L’isola di Procida Capitale italiana della Cultura 2022

La vittoria di Procida, come Capitale Italiana della Cultura 2022, è stata celebrata anche oltreoceano. A tessere le lodi della piccola isola è stata la rivista economica statunitense Forbes. “L’isola di Procida nel Golfo di Napoli festeggia la conquista del titolo di Capitale Italiana della Cultura 2022, dopo aver combattuto la concorrenza di altri nove finalisti.

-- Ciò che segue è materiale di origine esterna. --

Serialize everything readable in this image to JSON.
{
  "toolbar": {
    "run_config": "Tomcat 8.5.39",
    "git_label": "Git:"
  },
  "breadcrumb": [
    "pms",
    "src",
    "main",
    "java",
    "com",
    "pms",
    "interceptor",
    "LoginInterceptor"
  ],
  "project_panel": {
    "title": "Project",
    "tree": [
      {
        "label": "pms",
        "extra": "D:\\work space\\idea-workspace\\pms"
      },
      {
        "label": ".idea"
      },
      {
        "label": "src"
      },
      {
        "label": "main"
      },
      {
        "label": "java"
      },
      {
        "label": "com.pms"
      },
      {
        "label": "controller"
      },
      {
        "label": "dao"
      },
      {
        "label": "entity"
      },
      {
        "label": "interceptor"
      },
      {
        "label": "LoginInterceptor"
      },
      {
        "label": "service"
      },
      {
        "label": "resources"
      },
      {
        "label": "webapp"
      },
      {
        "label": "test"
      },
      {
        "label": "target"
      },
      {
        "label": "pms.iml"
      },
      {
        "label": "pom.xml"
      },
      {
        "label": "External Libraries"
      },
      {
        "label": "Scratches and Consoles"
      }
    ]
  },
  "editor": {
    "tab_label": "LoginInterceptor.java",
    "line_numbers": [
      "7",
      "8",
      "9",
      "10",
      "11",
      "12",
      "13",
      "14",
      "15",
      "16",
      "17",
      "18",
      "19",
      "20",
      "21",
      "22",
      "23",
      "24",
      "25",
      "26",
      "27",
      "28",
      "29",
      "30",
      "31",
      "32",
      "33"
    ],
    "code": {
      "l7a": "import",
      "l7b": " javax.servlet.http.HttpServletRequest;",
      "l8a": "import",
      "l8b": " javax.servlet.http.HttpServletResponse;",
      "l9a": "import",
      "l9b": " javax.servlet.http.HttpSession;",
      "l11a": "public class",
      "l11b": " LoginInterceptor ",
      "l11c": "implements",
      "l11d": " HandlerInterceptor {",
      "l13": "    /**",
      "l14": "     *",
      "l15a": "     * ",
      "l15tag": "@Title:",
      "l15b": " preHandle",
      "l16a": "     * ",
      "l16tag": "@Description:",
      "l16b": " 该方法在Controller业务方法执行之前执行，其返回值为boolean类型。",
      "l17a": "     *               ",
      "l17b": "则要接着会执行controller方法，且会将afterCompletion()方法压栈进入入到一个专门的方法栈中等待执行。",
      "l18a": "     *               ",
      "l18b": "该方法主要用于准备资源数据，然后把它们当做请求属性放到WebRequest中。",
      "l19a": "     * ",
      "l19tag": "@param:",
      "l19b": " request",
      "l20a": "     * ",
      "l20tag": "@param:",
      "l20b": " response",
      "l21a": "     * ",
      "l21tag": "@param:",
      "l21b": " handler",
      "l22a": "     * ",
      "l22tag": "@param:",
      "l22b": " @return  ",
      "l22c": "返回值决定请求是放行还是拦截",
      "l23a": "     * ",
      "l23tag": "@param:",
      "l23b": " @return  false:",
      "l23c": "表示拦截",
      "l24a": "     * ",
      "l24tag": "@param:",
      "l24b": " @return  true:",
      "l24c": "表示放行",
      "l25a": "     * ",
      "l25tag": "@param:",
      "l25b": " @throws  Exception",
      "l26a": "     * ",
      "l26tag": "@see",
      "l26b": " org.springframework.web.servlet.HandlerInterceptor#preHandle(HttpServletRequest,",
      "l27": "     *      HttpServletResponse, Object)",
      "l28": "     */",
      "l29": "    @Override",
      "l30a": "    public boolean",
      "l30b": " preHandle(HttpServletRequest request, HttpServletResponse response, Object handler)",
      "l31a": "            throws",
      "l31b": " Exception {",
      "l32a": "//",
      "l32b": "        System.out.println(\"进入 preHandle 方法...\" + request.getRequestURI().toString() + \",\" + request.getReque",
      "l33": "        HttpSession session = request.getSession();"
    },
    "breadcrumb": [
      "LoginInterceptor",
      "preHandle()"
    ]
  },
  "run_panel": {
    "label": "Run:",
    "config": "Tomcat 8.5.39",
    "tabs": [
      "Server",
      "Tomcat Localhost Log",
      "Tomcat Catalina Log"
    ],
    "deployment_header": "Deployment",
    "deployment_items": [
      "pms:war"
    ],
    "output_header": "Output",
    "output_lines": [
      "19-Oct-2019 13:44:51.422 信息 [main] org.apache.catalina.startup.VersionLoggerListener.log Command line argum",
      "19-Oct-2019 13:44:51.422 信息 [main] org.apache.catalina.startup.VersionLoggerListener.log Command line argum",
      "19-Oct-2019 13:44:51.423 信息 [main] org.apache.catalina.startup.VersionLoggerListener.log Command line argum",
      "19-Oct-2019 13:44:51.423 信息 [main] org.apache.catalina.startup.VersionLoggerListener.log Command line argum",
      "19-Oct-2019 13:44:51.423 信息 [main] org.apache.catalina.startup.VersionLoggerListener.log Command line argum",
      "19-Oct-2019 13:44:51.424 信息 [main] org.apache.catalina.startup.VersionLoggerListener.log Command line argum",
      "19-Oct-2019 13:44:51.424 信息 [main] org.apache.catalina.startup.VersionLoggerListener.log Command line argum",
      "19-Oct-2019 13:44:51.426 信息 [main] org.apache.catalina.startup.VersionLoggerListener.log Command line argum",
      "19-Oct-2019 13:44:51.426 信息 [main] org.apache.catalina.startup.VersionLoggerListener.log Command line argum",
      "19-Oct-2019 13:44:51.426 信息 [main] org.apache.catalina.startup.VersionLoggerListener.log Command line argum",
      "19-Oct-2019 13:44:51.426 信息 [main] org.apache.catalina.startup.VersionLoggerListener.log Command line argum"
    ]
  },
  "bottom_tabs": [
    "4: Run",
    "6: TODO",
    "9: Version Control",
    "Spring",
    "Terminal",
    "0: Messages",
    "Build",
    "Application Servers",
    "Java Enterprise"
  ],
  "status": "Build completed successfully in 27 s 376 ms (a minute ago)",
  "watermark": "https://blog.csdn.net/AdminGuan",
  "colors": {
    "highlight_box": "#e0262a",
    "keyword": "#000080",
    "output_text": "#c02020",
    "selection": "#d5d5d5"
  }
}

La minuscola isola, ammirata per la sua architettura vivace e le case dai colori vivaci, è arrivata al primo posto grazie alla sua presentazione “La Cultura non Isola, ovvero la cultura non isola” (giocando sulla parola “isola” in italiano)”, ha scritto la giornalista Rebecca Ann Hughes.
Queste le motivazioni alla base della scelta della giuria: “Il progetto culturale presenta elementi di attrattività e qualità di livello eccellente. Il contesto di sostegni locali e regionali pubblici e privati è ben strutturato, la dimensione patrimoniale e paesaggistica del luogo è straordinaria, la dimensione laboratoriale, che comprende aspetti sociali e di diffusione tecnologica è dedicata alle isole tirreniche, ma è rilevante per tutte le realtà delle piccole isole mediterranee.

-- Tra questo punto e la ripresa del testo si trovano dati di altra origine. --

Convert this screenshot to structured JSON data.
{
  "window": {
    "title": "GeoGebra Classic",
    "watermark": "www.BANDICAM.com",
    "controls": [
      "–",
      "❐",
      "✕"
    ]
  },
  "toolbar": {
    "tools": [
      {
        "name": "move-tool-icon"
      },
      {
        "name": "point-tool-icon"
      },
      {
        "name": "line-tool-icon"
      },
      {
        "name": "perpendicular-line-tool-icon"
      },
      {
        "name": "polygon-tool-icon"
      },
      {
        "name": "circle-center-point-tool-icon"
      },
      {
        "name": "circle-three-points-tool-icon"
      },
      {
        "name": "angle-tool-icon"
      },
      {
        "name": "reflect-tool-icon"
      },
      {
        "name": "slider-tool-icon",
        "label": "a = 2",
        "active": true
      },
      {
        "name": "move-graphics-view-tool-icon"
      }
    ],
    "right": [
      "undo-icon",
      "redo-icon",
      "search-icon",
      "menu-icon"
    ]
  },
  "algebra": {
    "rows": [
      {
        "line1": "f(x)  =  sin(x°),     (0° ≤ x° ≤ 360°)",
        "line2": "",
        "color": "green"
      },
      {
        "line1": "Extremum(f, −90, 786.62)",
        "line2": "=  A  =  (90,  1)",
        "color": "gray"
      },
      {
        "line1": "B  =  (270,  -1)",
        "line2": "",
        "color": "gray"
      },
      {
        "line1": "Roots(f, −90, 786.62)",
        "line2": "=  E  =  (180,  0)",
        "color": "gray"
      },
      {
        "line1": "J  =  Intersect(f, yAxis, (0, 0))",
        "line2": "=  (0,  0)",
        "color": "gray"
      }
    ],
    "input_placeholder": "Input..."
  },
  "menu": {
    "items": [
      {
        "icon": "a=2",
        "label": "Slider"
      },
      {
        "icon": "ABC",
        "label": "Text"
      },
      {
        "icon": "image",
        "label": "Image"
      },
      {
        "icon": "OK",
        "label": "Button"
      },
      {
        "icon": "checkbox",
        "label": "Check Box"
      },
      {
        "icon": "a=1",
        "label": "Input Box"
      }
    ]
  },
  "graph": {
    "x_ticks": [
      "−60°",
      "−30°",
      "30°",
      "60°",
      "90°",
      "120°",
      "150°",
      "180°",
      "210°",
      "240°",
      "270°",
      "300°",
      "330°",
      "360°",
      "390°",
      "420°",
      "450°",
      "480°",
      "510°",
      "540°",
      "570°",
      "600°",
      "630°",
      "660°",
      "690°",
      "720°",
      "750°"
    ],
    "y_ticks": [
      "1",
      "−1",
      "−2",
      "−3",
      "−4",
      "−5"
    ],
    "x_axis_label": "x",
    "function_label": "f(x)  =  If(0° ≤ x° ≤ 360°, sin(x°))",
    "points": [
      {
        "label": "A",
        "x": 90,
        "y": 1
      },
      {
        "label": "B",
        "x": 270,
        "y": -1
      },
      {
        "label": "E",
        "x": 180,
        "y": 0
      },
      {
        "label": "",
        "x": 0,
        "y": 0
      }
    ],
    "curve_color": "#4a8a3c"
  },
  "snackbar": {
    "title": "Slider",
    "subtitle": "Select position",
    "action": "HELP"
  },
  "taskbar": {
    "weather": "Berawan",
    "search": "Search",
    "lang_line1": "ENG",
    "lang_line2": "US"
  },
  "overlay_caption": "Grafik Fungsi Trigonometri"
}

Il progetto potrebbe determinare, grazie alla combinazione di questi fattori, un’autentica discontinuità nel territorio e rappresentare un modello per i processi sostenibili di sviluppo a base culturale delle realtà isolane e costiere del paese. Il progetto è inoltre capace di trasmettere un messaggio poetico, una visione della cultura, che dalla piccola realtà dell’isola si estende come un augurio per tutti noi, al paese, nei mesi che ci attendono. La capitale italiana della cultura 2022 è Procida”.

In gara c’erano anche altre città italiane Ancona, Bari, Cerveteri (Roma), L’Aquila, Pieve di Soligo (Treviso), Taranto, Trapani, Verbania, Volterra (Pisa), ma il fascino dell’isola e la sua unicità hanno sbaragliato la concorrenza.